I also discovered that I don’t need to be staring all the time into a phone, tapping away at applications while on a subway train, waiting for a flight or standing on a sidewalk. And I feel calmer for it. Most people in Singapore who have smart phones are iPhone users and you see them crossing the streets and walking along the sidewalks paying no attention whatsoever to what’s coming at them; they are too busy staring into their iPhones. In the underground metro, you find them doing the same thing: staring into their iPhones oblivious to the world around them. Perhaps there is some comfort to be had by withdrawing from the physical world. I prefer to be aware of what’s going on around me at all times.
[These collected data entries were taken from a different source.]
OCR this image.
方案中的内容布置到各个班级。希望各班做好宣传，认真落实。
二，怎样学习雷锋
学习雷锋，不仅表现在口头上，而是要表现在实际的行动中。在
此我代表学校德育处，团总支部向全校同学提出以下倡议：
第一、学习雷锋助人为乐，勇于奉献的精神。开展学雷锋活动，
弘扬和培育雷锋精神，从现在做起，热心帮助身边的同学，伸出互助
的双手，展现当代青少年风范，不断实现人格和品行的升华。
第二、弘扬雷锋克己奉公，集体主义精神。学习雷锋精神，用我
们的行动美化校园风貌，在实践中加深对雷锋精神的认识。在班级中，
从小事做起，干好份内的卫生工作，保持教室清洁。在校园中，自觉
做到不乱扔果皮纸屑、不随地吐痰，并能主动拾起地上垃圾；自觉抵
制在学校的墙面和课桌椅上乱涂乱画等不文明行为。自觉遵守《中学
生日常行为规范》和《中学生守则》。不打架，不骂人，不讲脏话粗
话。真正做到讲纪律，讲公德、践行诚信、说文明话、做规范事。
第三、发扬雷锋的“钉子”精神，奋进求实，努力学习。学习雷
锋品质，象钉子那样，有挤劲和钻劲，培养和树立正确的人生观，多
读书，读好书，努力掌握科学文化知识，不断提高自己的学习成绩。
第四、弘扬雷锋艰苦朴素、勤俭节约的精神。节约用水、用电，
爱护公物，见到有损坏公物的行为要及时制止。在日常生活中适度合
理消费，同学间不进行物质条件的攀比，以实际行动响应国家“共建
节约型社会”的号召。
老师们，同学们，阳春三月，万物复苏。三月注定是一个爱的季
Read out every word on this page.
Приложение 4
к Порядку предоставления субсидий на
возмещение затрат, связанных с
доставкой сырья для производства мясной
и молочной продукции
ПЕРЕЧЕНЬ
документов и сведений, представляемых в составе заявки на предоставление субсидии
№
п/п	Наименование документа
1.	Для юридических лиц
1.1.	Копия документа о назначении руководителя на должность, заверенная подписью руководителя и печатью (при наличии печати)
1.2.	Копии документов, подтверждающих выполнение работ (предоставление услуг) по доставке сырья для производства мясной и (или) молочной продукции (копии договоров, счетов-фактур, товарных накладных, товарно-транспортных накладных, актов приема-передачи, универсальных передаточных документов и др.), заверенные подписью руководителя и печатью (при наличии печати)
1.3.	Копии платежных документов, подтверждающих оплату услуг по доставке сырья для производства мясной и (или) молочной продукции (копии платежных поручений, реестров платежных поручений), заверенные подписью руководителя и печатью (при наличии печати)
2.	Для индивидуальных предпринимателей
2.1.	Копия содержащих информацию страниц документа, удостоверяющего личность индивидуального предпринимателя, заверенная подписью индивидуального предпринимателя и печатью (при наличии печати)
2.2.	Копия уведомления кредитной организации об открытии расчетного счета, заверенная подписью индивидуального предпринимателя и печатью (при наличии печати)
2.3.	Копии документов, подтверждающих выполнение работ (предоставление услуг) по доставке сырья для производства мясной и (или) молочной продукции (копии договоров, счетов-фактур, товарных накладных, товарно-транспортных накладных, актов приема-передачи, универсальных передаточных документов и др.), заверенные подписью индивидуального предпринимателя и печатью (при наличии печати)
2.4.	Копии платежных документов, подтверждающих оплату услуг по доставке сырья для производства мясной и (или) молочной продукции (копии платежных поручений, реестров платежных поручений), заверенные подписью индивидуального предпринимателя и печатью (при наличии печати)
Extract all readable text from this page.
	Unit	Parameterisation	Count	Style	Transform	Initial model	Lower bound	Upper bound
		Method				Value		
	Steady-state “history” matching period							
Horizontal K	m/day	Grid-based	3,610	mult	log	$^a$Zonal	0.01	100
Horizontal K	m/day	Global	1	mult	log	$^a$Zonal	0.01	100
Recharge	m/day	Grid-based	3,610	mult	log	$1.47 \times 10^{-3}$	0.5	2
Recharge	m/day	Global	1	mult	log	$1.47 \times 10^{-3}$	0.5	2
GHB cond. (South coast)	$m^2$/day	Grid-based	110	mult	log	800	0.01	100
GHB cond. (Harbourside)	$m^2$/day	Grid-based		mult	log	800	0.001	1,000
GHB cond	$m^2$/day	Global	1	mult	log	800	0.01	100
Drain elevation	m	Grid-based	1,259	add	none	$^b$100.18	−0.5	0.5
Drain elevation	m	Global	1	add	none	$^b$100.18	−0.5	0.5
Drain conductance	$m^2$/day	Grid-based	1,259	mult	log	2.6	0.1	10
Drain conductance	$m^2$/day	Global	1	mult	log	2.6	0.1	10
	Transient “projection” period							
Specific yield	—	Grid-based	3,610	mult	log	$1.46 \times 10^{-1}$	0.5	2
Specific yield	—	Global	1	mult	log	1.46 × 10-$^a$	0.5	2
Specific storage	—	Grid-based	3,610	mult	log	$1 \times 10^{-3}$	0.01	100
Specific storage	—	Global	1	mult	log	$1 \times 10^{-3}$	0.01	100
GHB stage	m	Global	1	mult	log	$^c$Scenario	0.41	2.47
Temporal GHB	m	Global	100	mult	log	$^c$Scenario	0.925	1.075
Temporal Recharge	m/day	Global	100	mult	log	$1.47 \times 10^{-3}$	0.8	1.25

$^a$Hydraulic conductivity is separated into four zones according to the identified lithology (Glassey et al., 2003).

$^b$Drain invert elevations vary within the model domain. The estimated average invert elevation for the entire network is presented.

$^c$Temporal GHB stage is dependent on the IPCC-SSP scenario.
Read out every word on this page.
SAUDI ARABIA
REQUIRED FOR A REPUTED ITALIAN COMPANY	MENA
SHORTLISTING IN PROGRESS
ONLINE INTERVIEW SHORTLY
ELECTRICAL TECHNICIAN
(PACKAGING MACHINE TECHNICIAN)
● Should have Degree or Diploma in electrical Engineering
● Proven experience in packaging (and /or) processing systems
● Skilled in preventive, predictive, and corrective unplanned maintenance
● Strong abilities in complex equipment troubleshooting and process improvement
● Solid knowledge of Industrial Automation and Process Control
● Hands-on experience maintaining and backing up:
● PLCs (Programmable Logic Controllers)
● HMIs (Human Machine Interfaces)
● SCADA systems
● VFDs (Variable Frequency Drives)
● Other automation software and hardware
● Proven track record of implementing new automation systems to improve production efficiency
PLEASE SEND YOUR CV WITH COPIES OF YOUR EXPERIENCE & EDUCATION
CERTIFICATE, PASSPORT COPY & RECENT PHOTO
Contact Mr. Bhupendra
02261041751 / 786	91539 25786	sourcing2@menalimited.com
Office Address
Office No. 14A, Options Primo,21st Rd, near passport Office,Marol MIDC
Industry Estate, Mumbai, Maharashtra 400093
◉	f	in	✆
The final reason for dumping the iPhone is something simple and obvious: I use my iPad (Wi-Fi only version) for reading, browsing, and email. The iPad’s larger screen is better for all of those activities. I use Skype on my iPad (and at times, my Mac Book Pro) for calls to other countries. When I bought the iPad, I found that I stopped using my iPhone, except for local phone calls and text messages.

So when I left San Francisco in May 2011, I sold my iPhone and have been traveling around the world only with my iPad and an unlocked Samsung Galaxy Mini. Will I get an iPhone anytime soon? Probably not — unless someone else is paying for the voice and data plan. With free Wi-Fi available in most places, plus Skype on my iPad, and a cheap prepaid card for local calls on my unlocked Samsung Galaxy Mini, I found out that you can get by just fine without an iPhone and the high cost of being tied to a one- or two-year contract.